牧村:第1サブステージは、100人が入れば満員になるような小さい空間だったんです。ところがPAがトラブルを起こしてしまいました。それで、もうマイクが使えない状態になったんですね。観客から「人間なんて」のリクエストが来ました。この曲は拓郎がお客さんとコール&レスポンスのようにやりとりができる曲だったんです。ステージには拓郎のバック、パーカッションとエレキギターに加えて、そこに居合わせたミュージシャン全員で「人間なんて」を唄い始めました。普通にやっても20分くらいかかる曲なんですが、他にやることがないので1時間くらいやることになります。周囲にいたスタッフまでも巻き込んで、僕もステージに乗って「ラララ」のところを一緒に唄いました。この時のライブ録音を聴いてみましょうか。
──吉田拓郎「人間なんて」
牧村:これを1時間以上やったんです(笑)。最後なんて、拓郎はまったく声が出なくて空気の出る音がしているだけでした。声だけ出していると貧血が起こるんですね。体力がなくなってフラフラになっていて、いつ前のめりに倒れてもおかしくない状況だったんです。そんな状況の中でもノリつつ、クールな役を引き受けていたのが小室等だったんです。100人くらいで満員になるような空間に、1,000人以上が集まってきてしまいました。PAなしで生楽器と肉声だけでやっていますから、みんな聴こえなくて前に行きたいんです。それで前にいた人が潰されていって、いつ事故が起こってもおかしくない状況になりました。
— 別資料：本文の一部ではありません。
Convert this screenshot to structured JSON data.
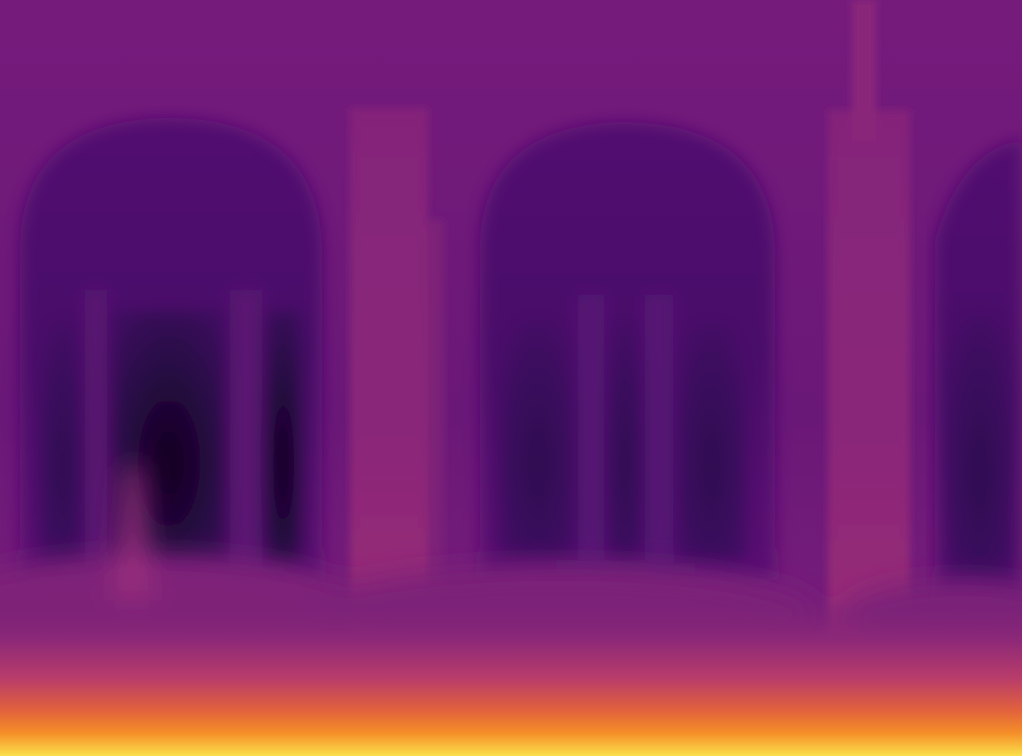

そこで、小室等が止めに入ったんです。「もうここはおしまいにしよう」と言ったんです。メインステージは夜中までやっているわけだから、「メインに行こう」と言ったんですね。ここから事件が起こります。拓郎は負けん気で「ここはサブではなくて、こっちがメインステージだ!」とアジっていたんです。それを受けて小室等は「サブステージに行こう」と言ったんです。メインステージのことです。劣悪な環境でイライラが募っている観客たちの一部が、オー! と隊列を組んでメインステージに向かってしまった。後の伝聞では、この第1サブステージでの出来事は夜に起こった、そこにいた観客がメインステージになだれ込んでトラブルが起こったと書いているんですが、この写真を見てもわかるように、まだ夕方なんです。どう考えても夜ではない。トラブルが起こったのは深夜なので、時間差が5、6時間はあるんです。G.Gはメインステージにいて、どうだったのでしょうか。